The rapid spread of invasive carp northward along the Mississippi River has intensified the need for research. If left unprotected from species like Asian carp, zebra mussels and curly leaf pondweed, lake and river systems could be “turned upside down” and become overrun with non-native species, said the center’s associate director, Becca Nash,

“Peter is doing critical work,” Nash said. “We thought about where he is needed the most.”

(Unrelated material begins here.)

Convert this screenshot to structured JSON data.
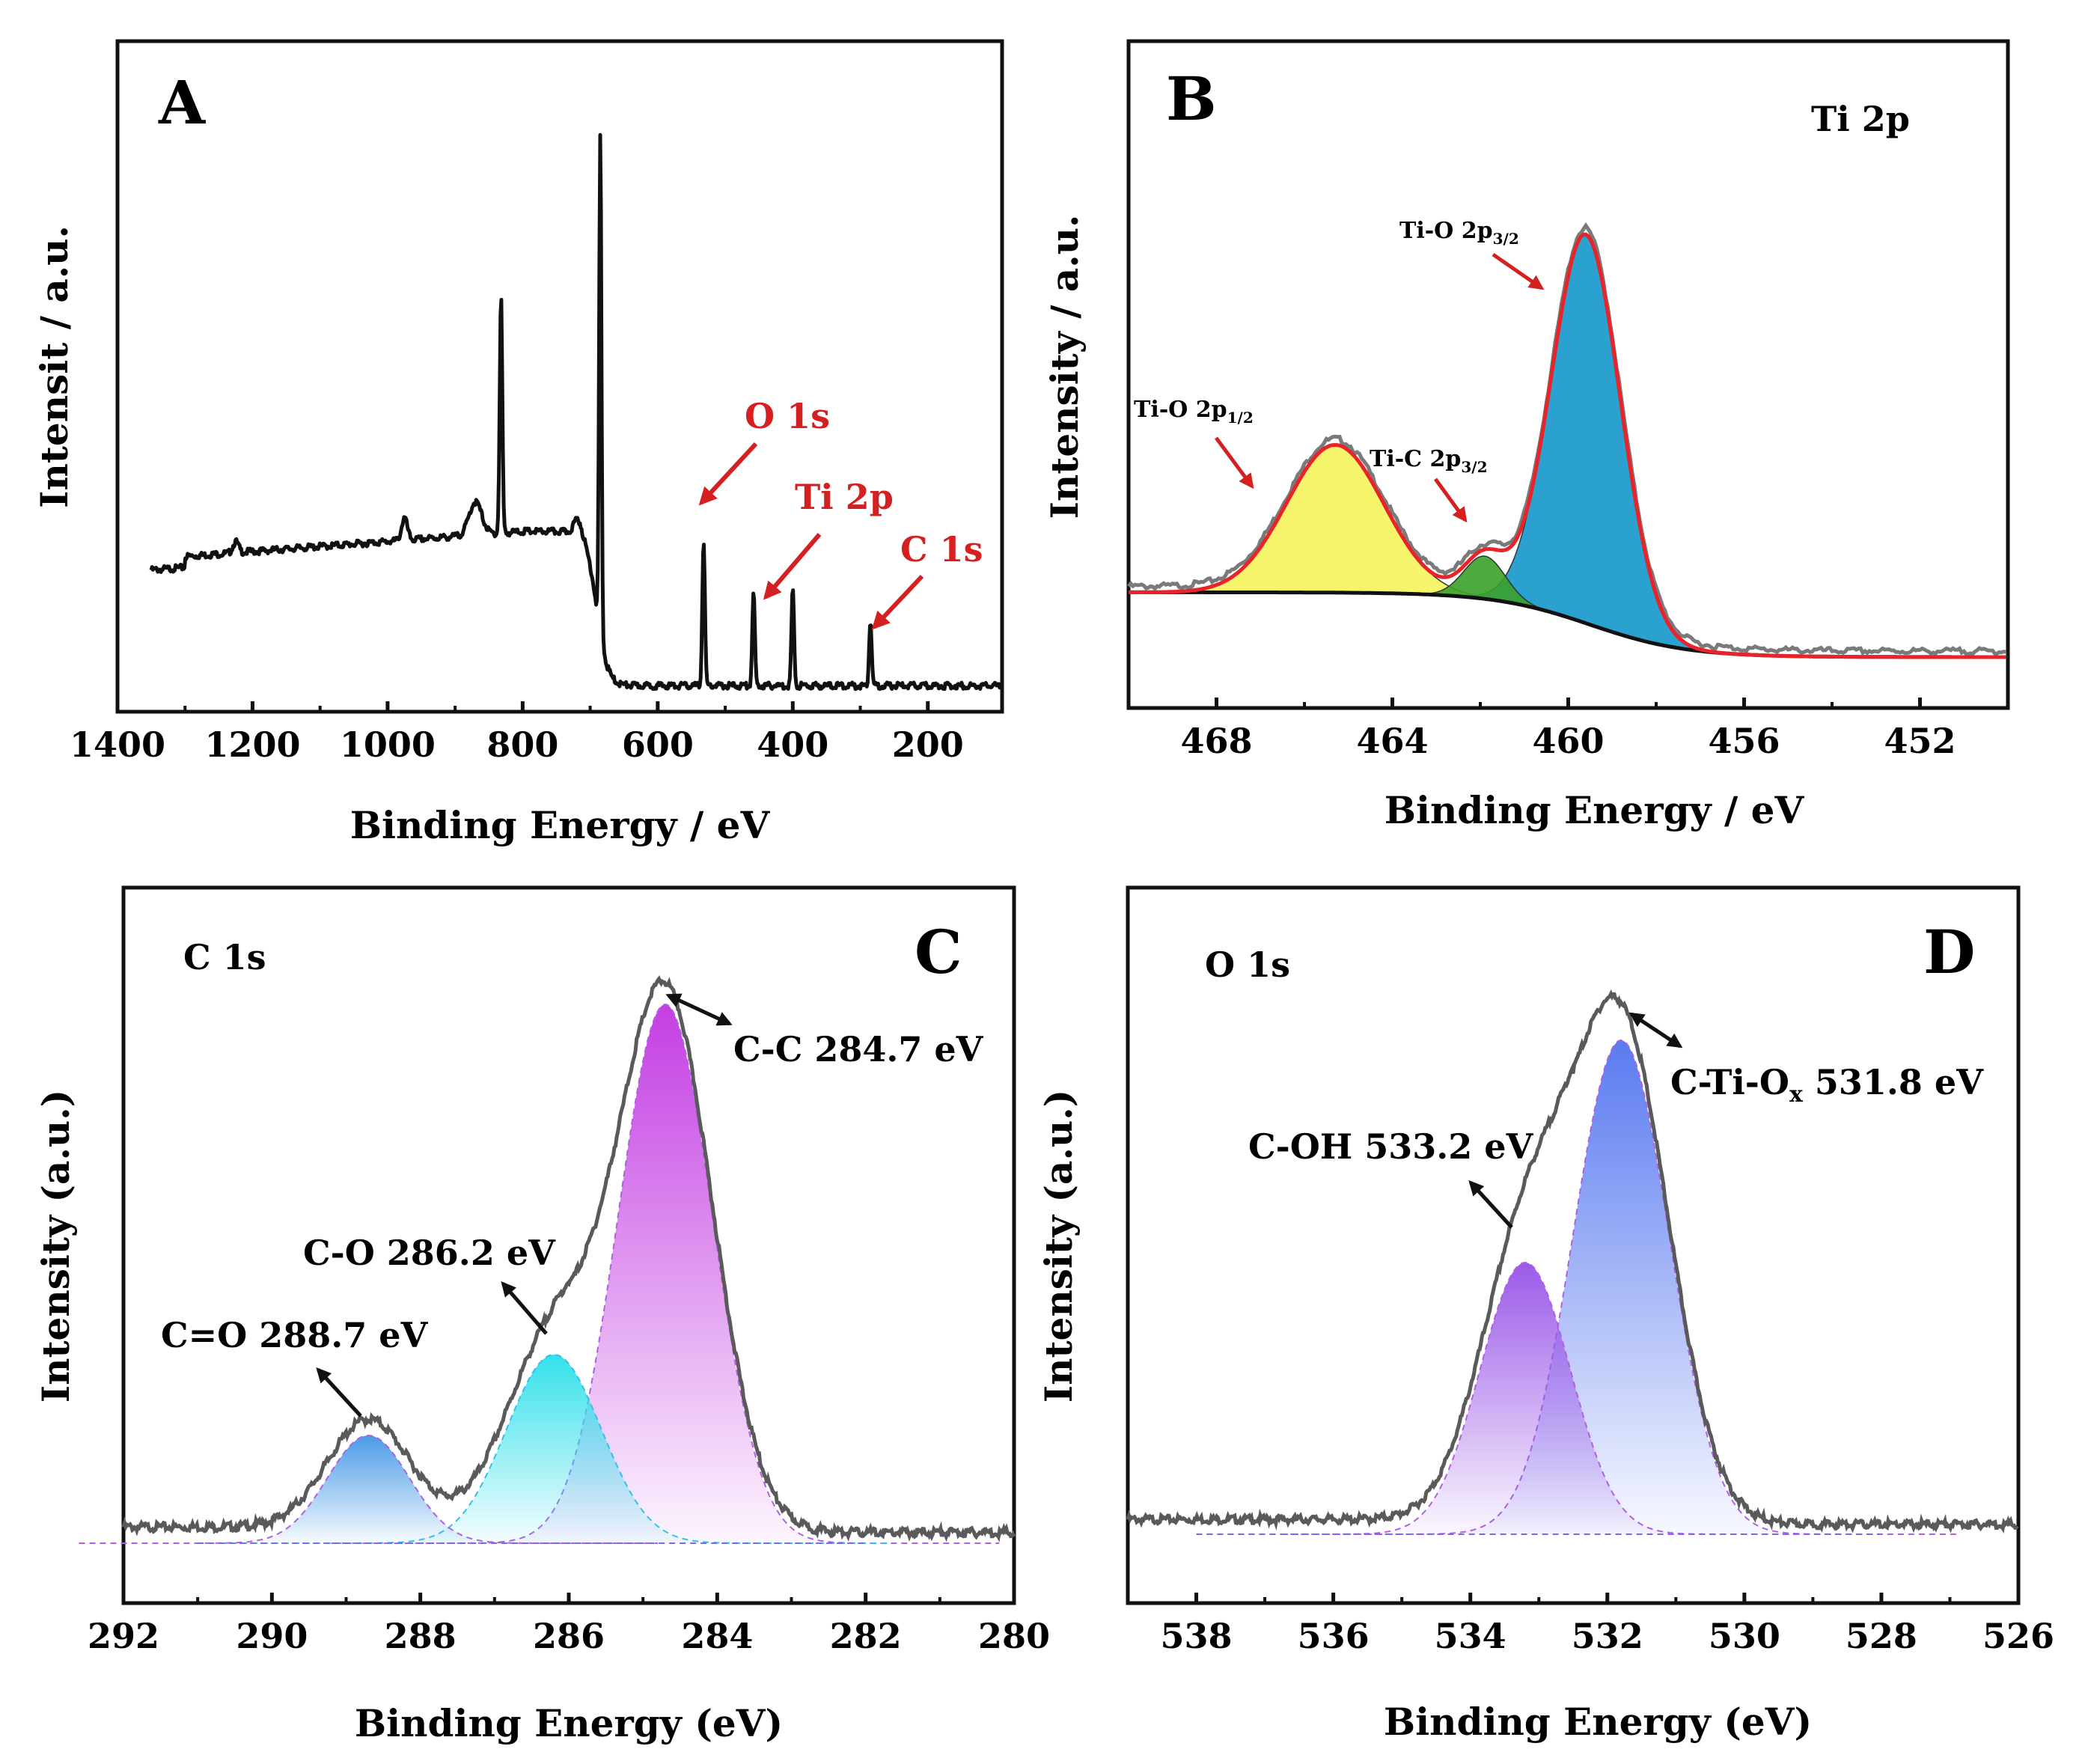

Because Asian carp eggs were found just below the Mississippi River’s Lock and Dam 8 near the Minnesota-Iowa border last year, installing underwater speakers — a $854,000  project funded by the Environment and Natural Resources Trust Fund that’s aimed to be completed by July 1 — is a priority for the research
center, Nash said.

“It’s a race against time,” she said.

Center to receive state funds

The University’s Laboratory Improvement Fund also received $8.7 million from the state’s bonding bill signed by Gov. Mark Dayton earlier this month.

Some of those dollars will go toward renovating the Aquatic Invasive Species Research Center’s laboratories, said Rep. Alice Hausman, DFL-St. Paul, one of the bill’s authors.

Galatowitsch said the laboratory is currently “in bad shape” and will benefit from an upgrade to its security and water treatment systems.

“[It’s] absolutely essential to bring the facility up to a standard that is able to support high-quality science,” she said.

The renovations, which will begin in winter, are “badly needed,” Nash said.

“It will help launch our research to a new level,” she said.